Jason Collins Gradually Becoming Just Another Player Again

by abournenesn

Mar 7, 2014

Jason CollinsBOSTON — He no longer holds pregame press conferences at a podium. The crowds of reporters are still there, but smaller. About a quarter of the questions are actually about basketball, for a change.

Jason Collins is gradually becoming just another NBA player again, which is fine by him. He will always be admired as a barrier-breaker for becoming the first openly gay active male athlete in a major North American sport, but there isn’t as much hubbub anymore. In fact, the hype died down fairly quickly, just as Collins and numerous others predicted it would.

“It’s less now,” Collins said at the Brooklyn Nets’ shootaround at TD Garden on Friday morning. “There’s only like three or four of you guys this morning. It started out huge. I think there’s only so many ways you can write the story about the off-the-court stuff.”

Who would have thought that Paul Pierce’s second trip back to Boston would compete for attention with Collins’ return? While a small scrum gathered around Pierce, an equal-sized — yet far from massive — group surrounded Collins across the parquet.

In a way, Collins is getting a taste of what it’s been like for Pierce to deal with the media his entire career. He travels from city to city, answering the same rough set of questions every day, so every reporter can write pretty much the same set of stories. But he gets it. Pierce has always been the leader of his team, just as Collins is now a leader for the gay, lesbian, bisexual and transgender community.

Collins came out in a Sports Illustrated article last April, after the end of the season and after he had been traded away from the Celtics in February. But the seeds of his announcement were planted in Boston. He chose No. 98 for his Celtics jersey as a tribute to Matthew Shepard, a gay college student who was tortured to death in 1998, though he jokingly told reporters at the time that the number choice was to force spiteful referees to signal “98” at the scorer’s table after calling fouls on him. Before his announcement, Collins spoke to Pierce and former Celtics coach Doc Rivers, who supported him both privately and publicly.

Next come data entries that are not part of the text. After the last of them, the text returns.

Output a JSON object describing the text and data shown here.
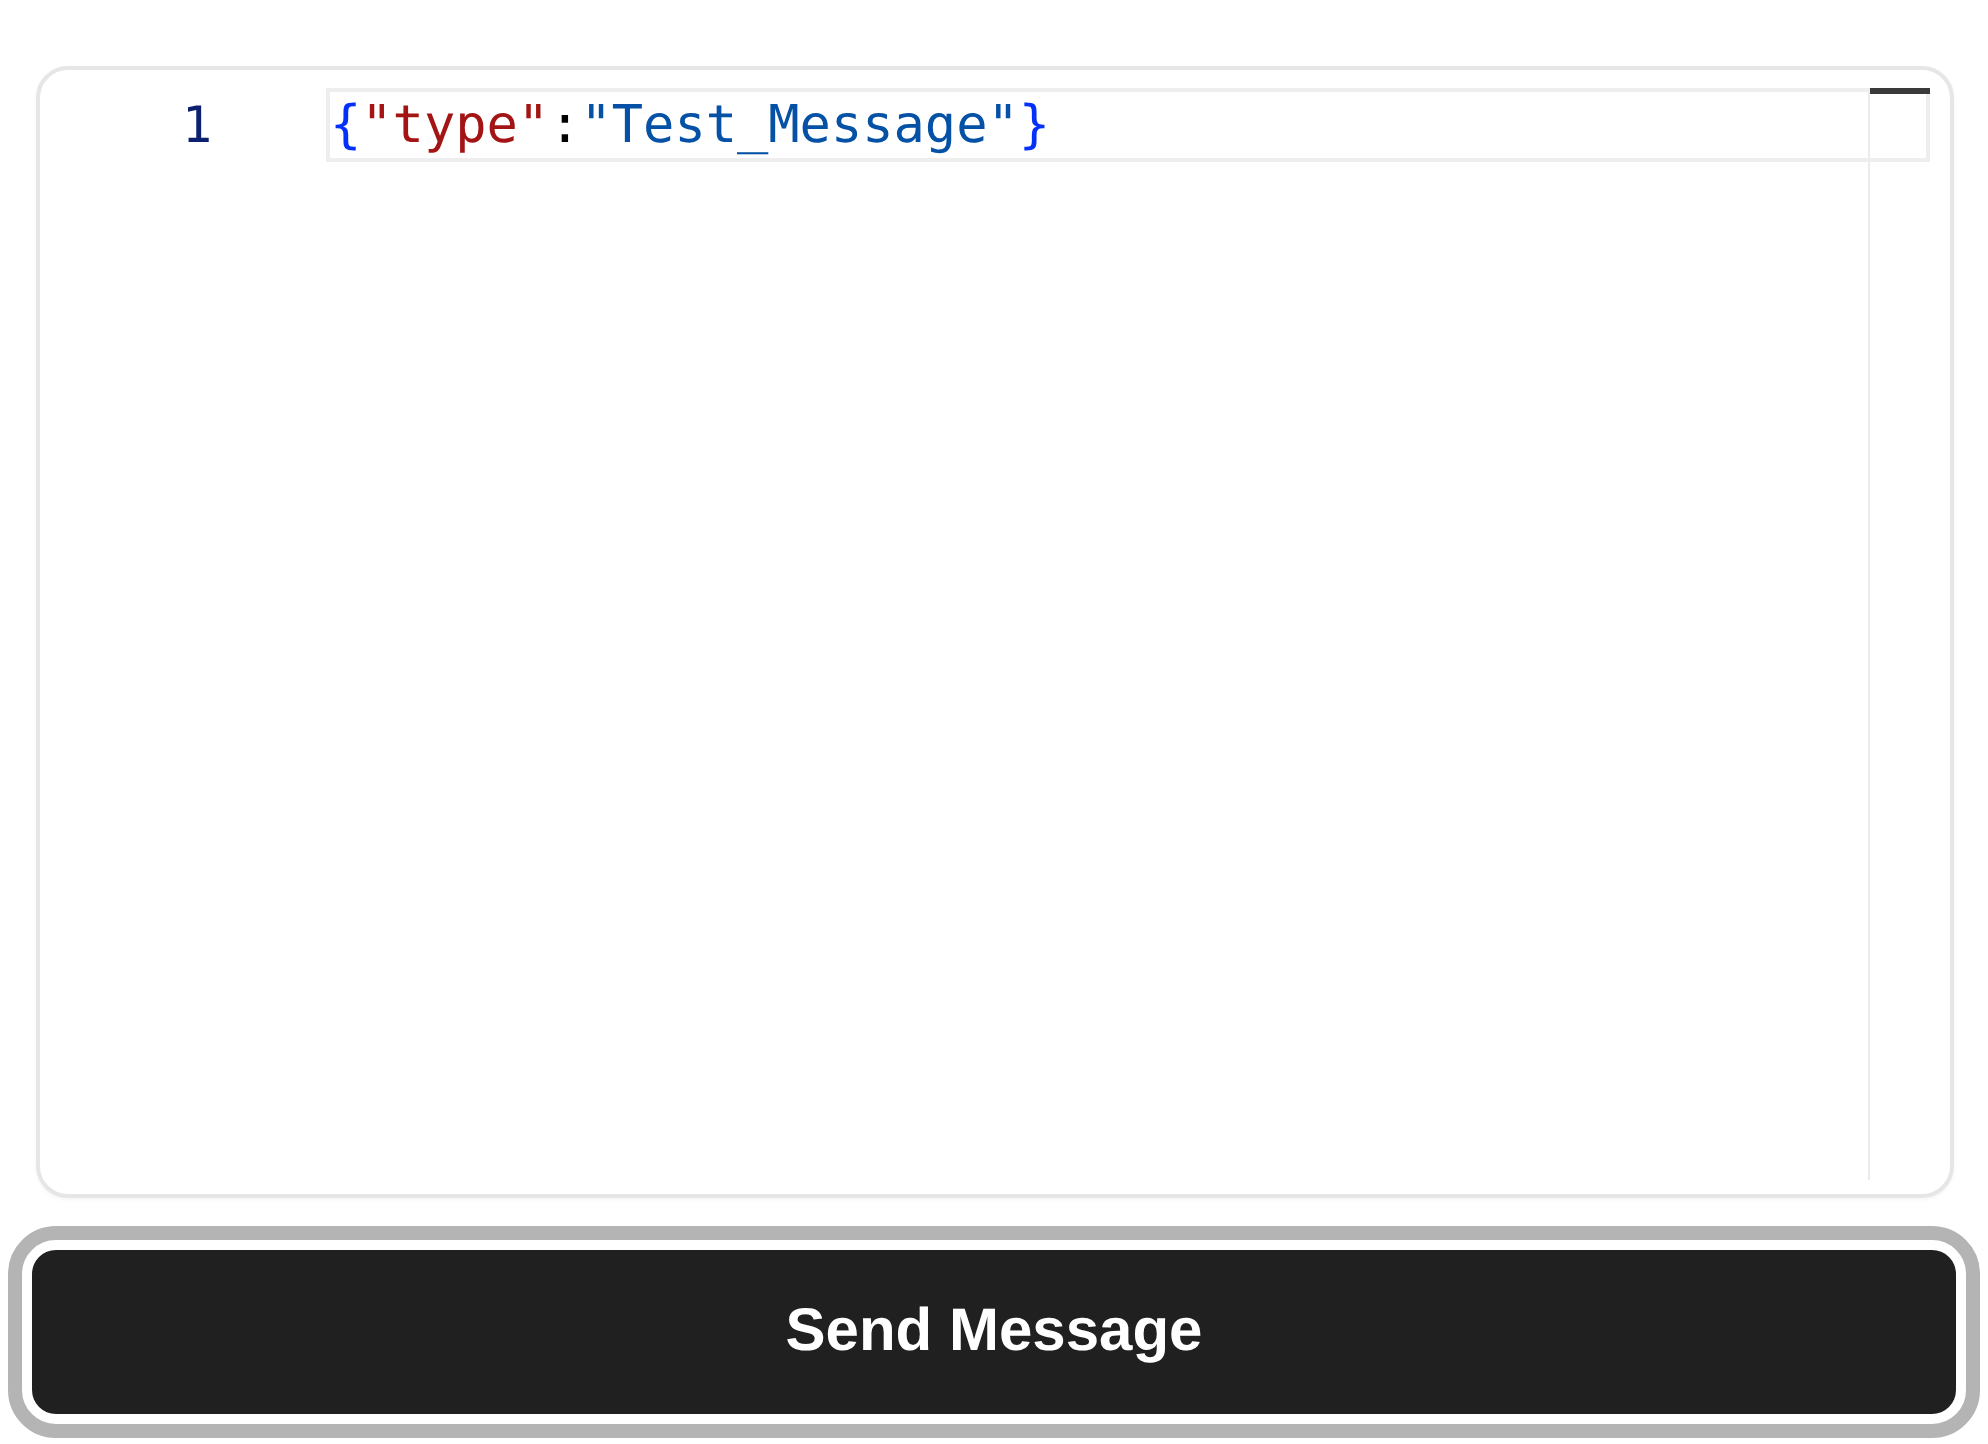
{
  "editor": {
    "lines": [
      {
        "number": "1",
        "current": true,
        "tokens": [
          {
            "text": "{",
            "color": "#0431fa"
          },
          {
            "text": "\"type\"",
            "color": "#a31515"
          },
          {
            "text": ":",
            "color": "#000000"
          },
          {
            "text": "\"Test_Message\"",
            "color": "#0451a5"
          },
          {
            "text": "}",
            "color": "#0431fa"
          }
        ]
      }
    ]
  },
  "button": {
    "label": "Send Message",
    "focused": true
  }
}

Like his interactions with Pierce and Rivers, the reaction Collins has received on the road, whether from fans or opponents, has been overwhelmingly positive. Rather than be a target for scorn, he has been a source of admiration for people of every sexuality.

Not that Collins doesn’t still have a different kind of target on him. Always foul-prone during his 13-year NBA career, Collins is once again hacking up a storm, averaging almost nine fouls per 36 minutes in six games with the Nets. Officials haven’t let up on Collins just because he happens to be a little more famous now.

“I wake up and probably have three fouls already,” Collins joked. “I check into the game, the ref cleans his whistle off to get ready: ‘OK, 98’s coming in!’ I’m one of those players that’s physical, that’s going to use my fouls.”

“Hey,” he added, shrugging. “You can’t take them with you.”